Some tests are provided under tests/tests. These are standard pytest tests, that don't use the benchmark fixture from pytest-benchmark. As with the rest of the code, they will be run in all tox environments.

If a test should only be run in the tensorstore env, mark it with:

pytestmark = [pytest.mark.tensorstore]

If a test should only be run in zarr-python envs (v2 + v3), mark it with:

pytestmark = [pytest.mark.zarr_python]

Command-line options

Additional pytest commandline options e.g. for setting the number of rounds / warmup rounds, are configured in tests/conftest.py via the pytest_addoption function.

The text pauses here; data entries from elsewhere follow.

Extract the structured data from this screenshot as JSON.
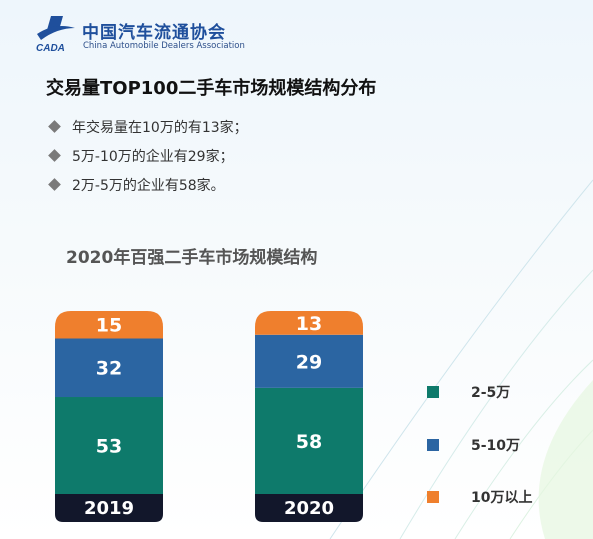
{
  "header": {
    "org_name_cn": "中国汽车流通协会",
    "org_name_en": "China Automobile Dealers Association",
    "logo_text": "CADA"
  },
  "slide": {
    "title": "交易量TOP100二手车市场规模结构分布",
    "bullets": [
      "年交易量在10万的有13家；",
      "5万-10万的企业有29家；",
      "2万-5万的企业有58家。"
    ]
  },
  "colors": {
    "teal": "#0e7a6b",
    "blue": "#2b65a2",
    "orange": "#ef7f2d",
    "label_bg": "#12172b"
  },
  "chart_data": {
    "type": "bar",
    "stacked": true,
    "title": "2020年百强二手车市场规模结构",
    "categories": [
      "2019",
      "2020"
    ],
    "series": [
      {
        "name": "2-5万",
        "color": "#0e7a6b",
        "values": [
          53,
          58
        ]
      },
      {
        "name": "5-10万",
        "color": "#2b65a2",
        "values": [
          32,
          29
        ]
      },
      {
        "name": "10万以上",
        "color": "#ef7f2d",
        "values": [
          15,
          13
        ]
      }
    ],
    "ylim": [
      0,
      100
    ],
    "legend_position": "right"
  }
}
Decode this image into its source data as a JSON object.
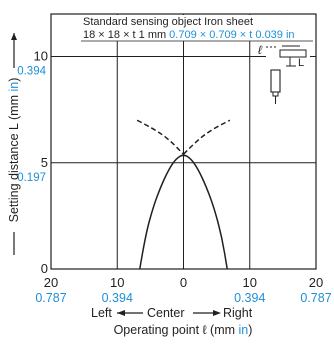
{
  "chart_data": {
    "type": "line",
    "note": {
      "line1": "Standard sensing object Iron sheet",
      "line2_mm": "18 × 18 × t 1 mm",
      "line2_in": "0.709 × 0.709 × t 0.039 in",
      "symbol_l": "ℓ",
      "symbol_L": "L"
    },
    "x_axis": {
      "range": [
        -20,
        20
      ],
      "ticks": [
        {
          "value": -20,
          "mm": "20",
          "in": "0.787"
        },
        {
          "value": -10,
          "mm": "10",
          "in": "0.394"
        },
        {
          "value": 0,
          "mm": "0",
          "in": ""
        },
        {
          "value": 10,
          "mm": "10",
          "in": "0.394"
        },
        {
          "value": 20,
          "mm": "20",
          "in": "0.787"
        }
      ],
      "direction": {
        "left": "Left",
        "center": "Center",
        "right": "Right"
      },
      "label_prefix": "Operating point ℓ (mm ",
      "label_unit": "in",
      "label_suffix": ")"
    },
    "y_axis": {
      "range": [
        0,
        12
      ],
      "ticks": [
        {
          "value": 0,
          "mm": "0",
          "in": ""
        },
        {
          "value": 5,
          "mm": "5",
          "in": "0.197"
        },
        {
          "value": 10,
          "mm": "10",
          "in": "0.394"
        }
      ],
      "label_prefix": "Setting distance L (mm ",
      "label_unit": "in",
      "label_suffix": ")"
    },
    "grid": true,
    "series": [
      {
        "style": "solid",
        "x": [
          -6.6,
          -5.8,
          -4.6,
          -3.4,
          -2.2,
          -1.1,
          0,
          1.1,
          2.2,
          3.4,
          4.6,
          5.8,
          6.6
        ],
        "y": [
          0,
          1.5,
          2.9,
          3.9,
          4.7,
          5.2,
          5.4,
          5.2,
          4.7,
          3.9,
          2.9,
          1.5,
          0
        ]
      },
      {
        "style": "dashed",
        "x": [
          -7,
          -4.5,
          -2.2,
          0
        ],
        "y": [
          7.0,
          6.6,
          6.1,
          5.4
        ]
      },
      {
        "style": "dashed",
        "x": [
          0,
          2.2,
          4.5,
          7
        ],
        "y": [
          5.4,
          6.1,
          6.6,
          7.0
        ]
      }
    ]
  }
}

Note that pytest-benchmark also has various commandline options that can be used e.g. --benchmark-storage / --benchmark-only.

Parameters / config

Config files

The benchmarks test various combinations of Zarr settings e.g.:

  • chunk size
  • compression level
  • type of compressor...

The combination of Zarr settings to use are set via .json config files under tests/benchmarks/benchmark_configs. A description of all config values, as well as their allowed values / ranges, is provided by a 'json schema': tests/benchmarks/benchmark_configs/schema. This schema is also used for automatic validation of config .jsons.

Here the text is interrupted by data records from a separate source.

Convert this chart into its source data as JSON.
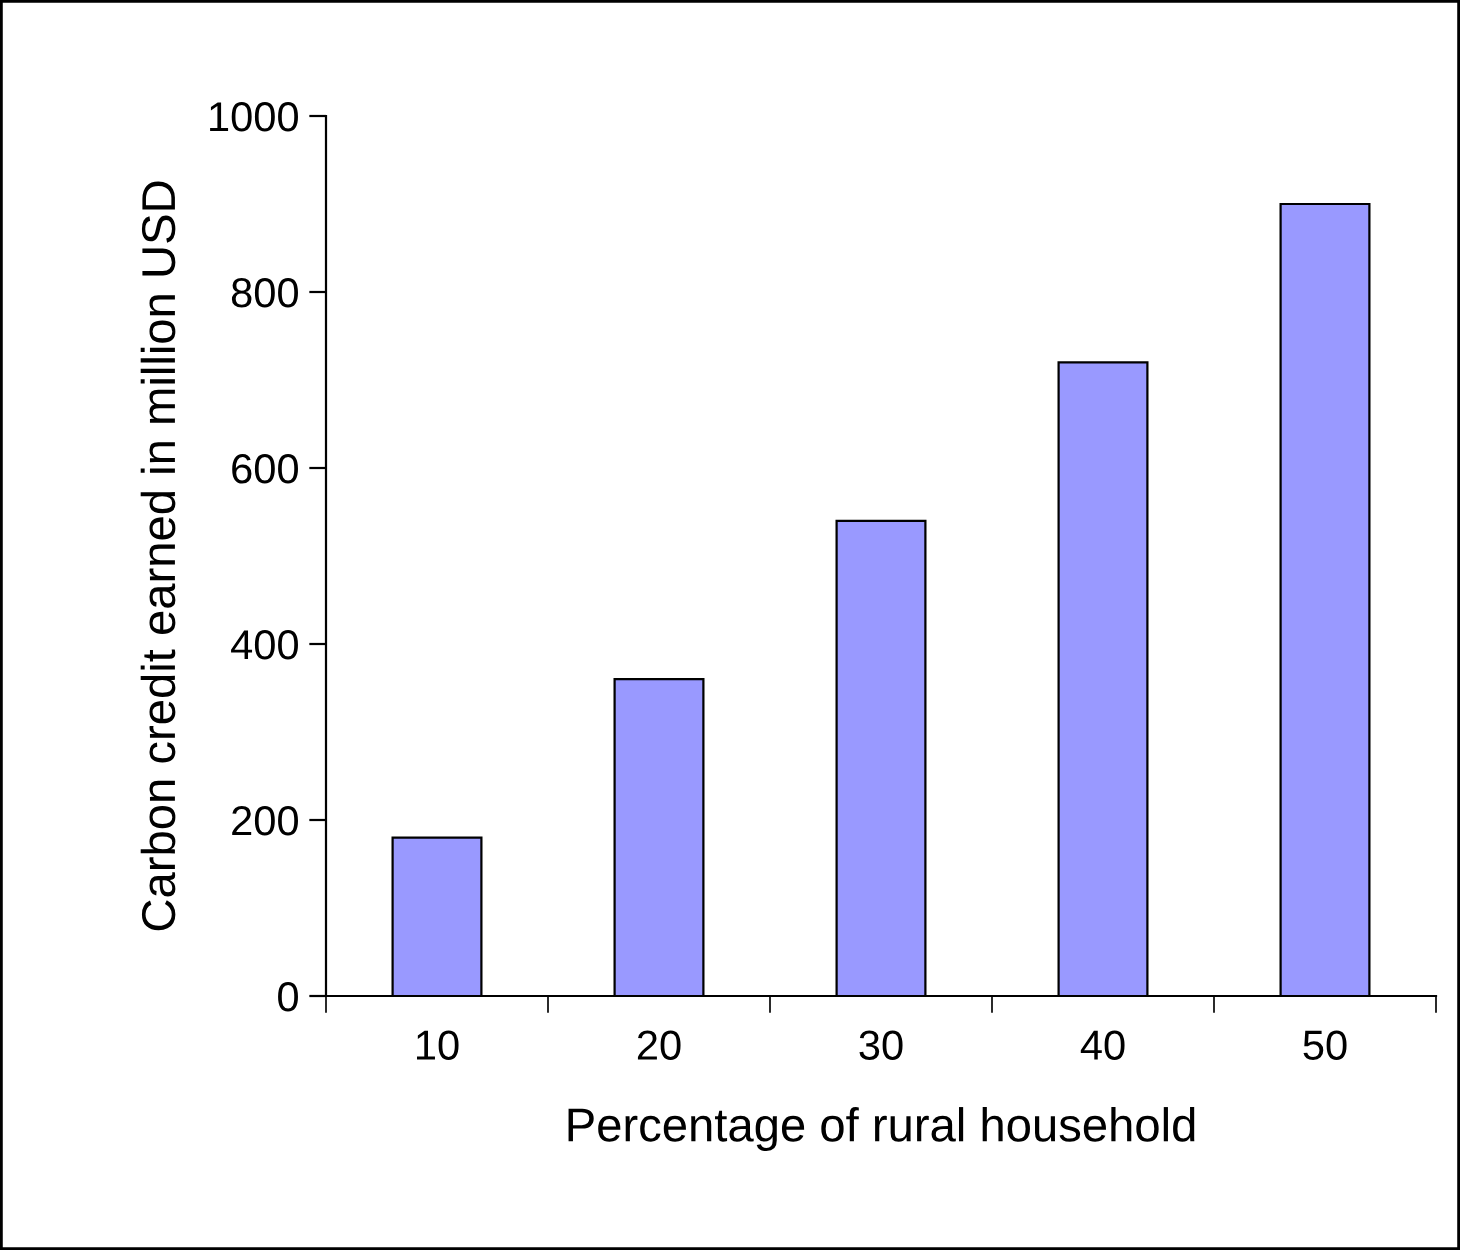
{
  "chart_data": {
    "type": "bar",
    "xlabel": "Percentage of rural household",
    "ylabel": "Carbon credit earned in million USD",
    "categories": [
      "10",
      "20",
      "30",
      "40",
      "50"
    ],
    "values": [
      180,
      360,
      540,
      720,
      900
    ],
    "color": "#9999ff",
    "ylim": [
      0,
      1000
    ],
    "yticks": [
      0,
      200,
      400,
      600,
      800,
      1000
    ],
    "grid": false,
    "legend": false
  }
}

Each config setting (e.g. chunk_size) corresponds to a parameter used in benchmark functions under tests/benchmarks. Values set in the config e.g. "chunk_size": [64, 128] will set the values of the corresponding parameter - so a benchmark function with chunk_size as a parameter, will be run for both chunk_size = 64 and chunk_size = 128.

Parameter combinations

Bear in mind that the number of combinations can quickly escalate! For example, the read/write benchmarks for the blosc compressor have the following config options: chunk_size, blosc_clevel, blosc_shuffle and blosc_cname. Values for each of these parameters will be combined all for all so e.g.

# blosc config file options

"chunk_size": [64, 128],
"blosc_clevel": [3, 4],
"blosc_shuffle": ["shuffle"],
"blosc_cname": ["blosclz", "lz4"],

will result in the benchmark function being run with the following 8 combinations:

Chunk size Blosc clevel Blosc shuffle Blosc cname
64 3 "shuffle" "blosclz"
64 3 "shuffle" "lz4"
64 4 "shuffle" "blosclz"
64 4 "shuffle" "lz4"
128 3 "shuffle" "blosclz"
128 3 "shuffle" "lz4"
128 4 "shuffle" "blosclz"
128 4 "shuffle" "lz4"

If you only want to run certain combinations of parameters, they can be split into multiple config files. For example, we have a chunk_size config file to benchmark all chunk sizes from 60-130 with one specific compressor. By keeping this in its own config file, we avoid creating combinations of many chunk sizes with gzip / zstd / other blosc compressors that we don't need.

Config parsing

Parsing of config files is handled in tests/conftest.py via the pytest_generate_tests function. This is a built-in pytest function that is called once per test function during the collection phase.

Here, specific config files are parsed (or multiple with config=all), combinations of parameters are generated, then set on the relevant functions with metafunc.parametrize(). This is equivalent to adding @pytest.mark.parametrize() for each function, but parameters are being set dynamically at run-time based on the contents of the config files.